Opposite effects of d-α-tocopherol (αT) and d-γ-tocopherol (γT) on leukocyte infiltration into the lung. No effect of αT and γTon blood eosinophil numbers or serum IgE. Mice were treated with tocopherols, as in Fig. 1B. On day 21, the BAL, blood, and lung tissue were examined. A and B, BAL neutrophils, eosinophils, monocytes, and lymphocytes were cytospun and counted by standard morphological criteria. *, <0.05 among groups indicated. **, <0.05 compared with the γT/OVA group. In addition, there is a significant difference between the OVA-treated groups and their corresponding saline groups, with the exception of the lymphocytes in the αT/OVA group, which is not different from the corresponding saline group. C, Representative micrographs of perivascular regions in lung tissue labeled with anti-major basic protein Abs. D, Quantification of perivascular and peribronchial major basic protein⁺ eosinophils per high powered field (×40 objective). *, p < 0.05 compared with vehicle/OVA-treated mice. In addition, there is a significant difference between the OVA-treated groups and their corresponding saline groups, with the exception of the lymphocytes in the αT/OVA group, which is not different from the corresponding saline group. E, Blood eosinophils. F, Serum OVA-specific IgE was examined by ELISA. *, p < 0.05 compared with saline-treated groups. G, Penh from responses to methacholine using whole body plethysmography on day 21. Arrows are given to assist in comparing the tocopherol-treated, OVA-stimulated groups. Compared with the vehicle, OVA-treated mice (□), the γT/OVA group (arrowhead) elevated the AHR, the αT/OVA group (filled arrow) reduced the AHR, and the α⁺γT/OVA group (open arrow) had an intermediate phenotype. n = 8–10 animals per group. *, p < 0.05 compared with saline controls. **, The γT groups at 33 and 100 mg/ml methacholine doses were greater than the vehicle/OVA group (p < 0.05).
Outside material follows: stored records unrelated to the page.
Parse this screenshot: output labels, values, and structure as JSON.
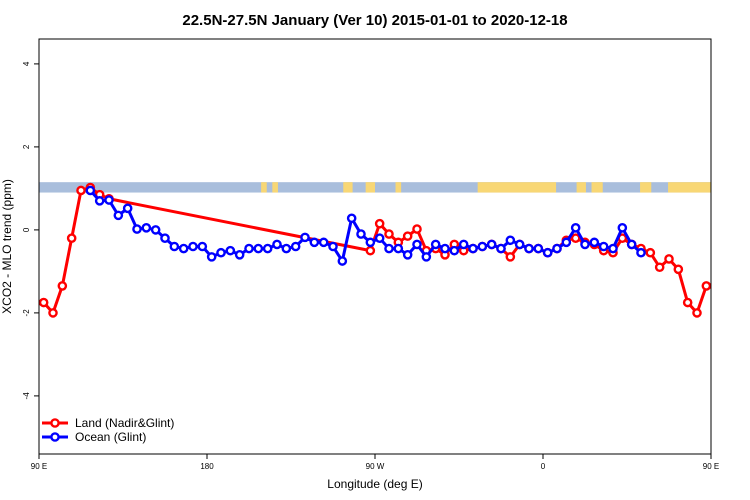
{
  "chart_data": {
    "type": "line",
    "title": "22.5N-27.5N January (Ver 10)   2015-01-01 to 2020-12-18",
    "xlabel": "Longitude (deg E)",
    "ylabel": "XCO2 - MLO trend (ppm)",
    "xlim": [
      90,
      450
    ],
    "ylim": [
      -5.4,
      4.6
    ],
    "x_ticks": [
      {
        "value": 90,
        "label": "90 E"
      },
      {
        "value": 180,
        "label": "180"
      },
      {
        "value": 270,
        "label": "90 W"
      },
      {
        "value": 360,
        "label": "0"
      },
      {
        "value": 450,
        "label": "90 E"
      },
      {
        "value": 540,
        "label": "180"
      }
    ],
    "y_ticks": [
      {
        "value": -4,
        "label": "-4"
      },
      {
        "value": -2,
        "label": "-2"
      },
      {
        "value": 0,
        "label": "0"
      },
      {
        "value": 2,
        "label": "2"
      },
      {
        "value": 4,
        "label": "4"
      }
    ],
    "grid": false,
    "legend_position": "bottom-left",
    "land_band": {
      "y_low": 0.9,
      "y_high": 1.15,
      "ocean_color": "#a9bedc",
      "land_color": "#f8d775"
    },
    "land_segments": [
      [
        209,
        212
      ],
      [
        215,
        218
      ],
      [
        253,
        258
      ],
      [
        265,
        270
      ],
      [
        281,
        284
      ],
      [
        325,
        367
      ],
      [
        378,
        383
      ],
      [
        386,
        392
      ],
      [
        412,
        418
      ],
      [
        427,
        450
      ]
    ],
    "series": [
      {
        "name": "Land (Nadir&Glint)",
        "color": "#ff0000",
        "x": [
          92.5,
          97.5,
          102.5,
          107.5,
          112.5,
          117.5,
          122.5,
          127.5,
          267.5,
          272.5,
          277.5,
          282.5,
          287.5,
          292.5,
          297.5,
          302.5,
          307.5,
          312.5,
          317.5,
          322.5,
          327.5,
          332.5,
          337.5,
          342.5,
          347.5,
          352.5,
          357.5,
          362.5,
          367.5,
          372.5,
          377.5,
          382.5,
          387.5,
          392.5,
          397.5,
          402.5,
          407.5,
          412.5,
          417.5,
          422.5,
          427.5,
          432.5,
          437.5,
          442.5,
          447.5
        ],
        "values": [
          -1.75,
          -2.0,
          -1.35,
          -0.2,
          0.95,
          1.02,
          0.85,
          0.75,
          -0.5,
          0.15,
          -0.1,
          -0.3,
          -0.15,
          0.02,
          -0.5,
          -0.45,
          -0.6,
          -0.35,
          -0.5,
          -0.45,
          -0.4,
          -0.35,
          -0.45,
          -0.65,
          -0.35,
          -0.45,
          -0.45,
          -0.55,
          -0.45,
          -0.25,
          -0.2,
          -0.3,
          -0.35,
          -0.5,
          -0.55,
          -0.2,
          -0.35,
          -0.45,
          -0.55,
          -0.9,
          -0.7,
          -0.95,
          -1.75,
          -2.0,
          -1.35
        ]
      },
      {
        "name": "Ocean (Glint)",
        "color": "#0000ff",
        "x": [
          117.5,
          122.5,
          127.5,
          132.5,
          137.5,
          142.5,
          147.5,
          152.5,
          157.5,
          162.5,
          167.5,
          172.5,
          177.5,
          182.5,
          187.5,
          192.5,
          197.5,
          202.5,
          207.5,
          212.5,
          217.5,
          222.5,
          227.5,
          232.5,
          237.5,
          242.5,
          247.5,
          252.5,
          257.5,
          262.5,
          267.5,
          272.5,
          277.5,
          282.5,
          287.5,
          292.5,
          297.5,
          302.5,
          307.5,
          312.5,
          317.5,
          322.5,
          327.5,
          332.5,
          337.5,
          342.5,
          347.5,
          352.5,
          357.5,
          362.5,
          367.5,
          372.5,
          377.5,
          382.5,
          387.5,
          392.5,
          397.5,
          402.5,
          407.5,
          412.5
        ],
        "values": [
          0.95,
          0.7,
          0.72,
          0.35,
          0.52,
          0.02,
          0.05,
          0.0,
          -0.2,
          -0.4,
          -0.45,
          -0.4,
          -0.4,
          -0.65,
          -0.55,
          -0.5,
          -0.6,
          -0.45,
          -0.45,
          -0.45,
          -0.35,
          -0.45,
          -0.4,
          -0.18,
          -0.3,
          -0.3,
          -0.4,
          -0.75,
          0.28,
          -0.1,
          -0.3,
          -0.2,
          -0.45,
          -0.45,
          -0.6,
          -0.35,
          -0.65,
          -0.35,
          -0.45,
          -0.5,
          -0.35,
          -0.45,
          -0.4,
          -0.35,
          -0.45,
          -0.25,
          -0.35,
          -0.45,
          -0.45,
          -0.55,
          -0.45,
          -0.3,
          0.05,
          -0.35,
          -0.3,
          -0.4,
          -0.45,
          0.05,
          -0.35,
          -0.55
        ]
      }
    ]
  }
}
Tocopherols directly regulate endothelial cells, but not leukocytes, during leukocyte migration without affecting endothelial cell expression of VCAM-1 or MCP-1. A–D, Transwell assay for leukocyte migration with tocopherol left in the culture. Endothelial cells on Transwells were incubated overnight with tocopherols, and then spleen cells were added to the upper chamber of the Transwells to examine cell migration. A, Dose curve of αT. B, Dose curve of γT treatment. C, Dose curve of γT effects on αT (80 μM)-treated cells. D, Endothelial cells were treated overnight with tocopherol, and then in the presence or absence of blocking anti-VCAM-1 Abs, spleen cell migration was determined. Anti-VCAM-1 Abs were added every 4 h, as previously described (19). E and F, Expression of VCAM-1 and MCP-1 by endothelial cells. E, Mean fluorescent intensity of anti-VCAM-1 or isotype Ab control-labeled cells. F, MCP-1 in mHEVa culture supernatant. G–K, Tocopherol pretreatment of cells, followed by washing before the start of the leukocyte migration assay with physiological laminar flow. G, Mice were treated with 2 mg of tocopherol/day or vehicle (ethoxylated castor oil) for 4 days. Spleens were collected, RBC were lysed, and leukocyte tocopherol was determined. H, Spleen leukocytes from untreated mice or spleen leukocytes from mice treated with tocopherols as in G were added to the endothelial cells and examined for transendothelial migration at 15 min under physiological laminar flow. I, Spleen leukocytes from untreated mice or spleen leukocytes from mice treated with tocopherols as in G were added to the endothelial cells and examined for association with the endothelial cells at 2 min under physiological laminar flow. J and K, 85% confluent monolayers of mHEVa cells on slides were treated overnight with the tocopherols at the concentrations indicated to achieve physiological concentrations of tocopherols (Fig. 5), and then the endothelial cells were washed before addition of spleen cells. Spleen cells were isolated from untreated mice, the spleen RBC were lysed, and these spleen leukocytes were added to the endothelial cells to examine leukocyte transendothelial migration under physiological laminar flow. J, Leukocyte transendothelial migration at 15 min under laminar flow. K, Leukocyte association with endothelial cells at 2 min under laminar flow. n = 3–5. *, p < 0.05 compared with DMSO vehicle-treated controls. DMS0 (0.02%) did not affect migration (data not shown).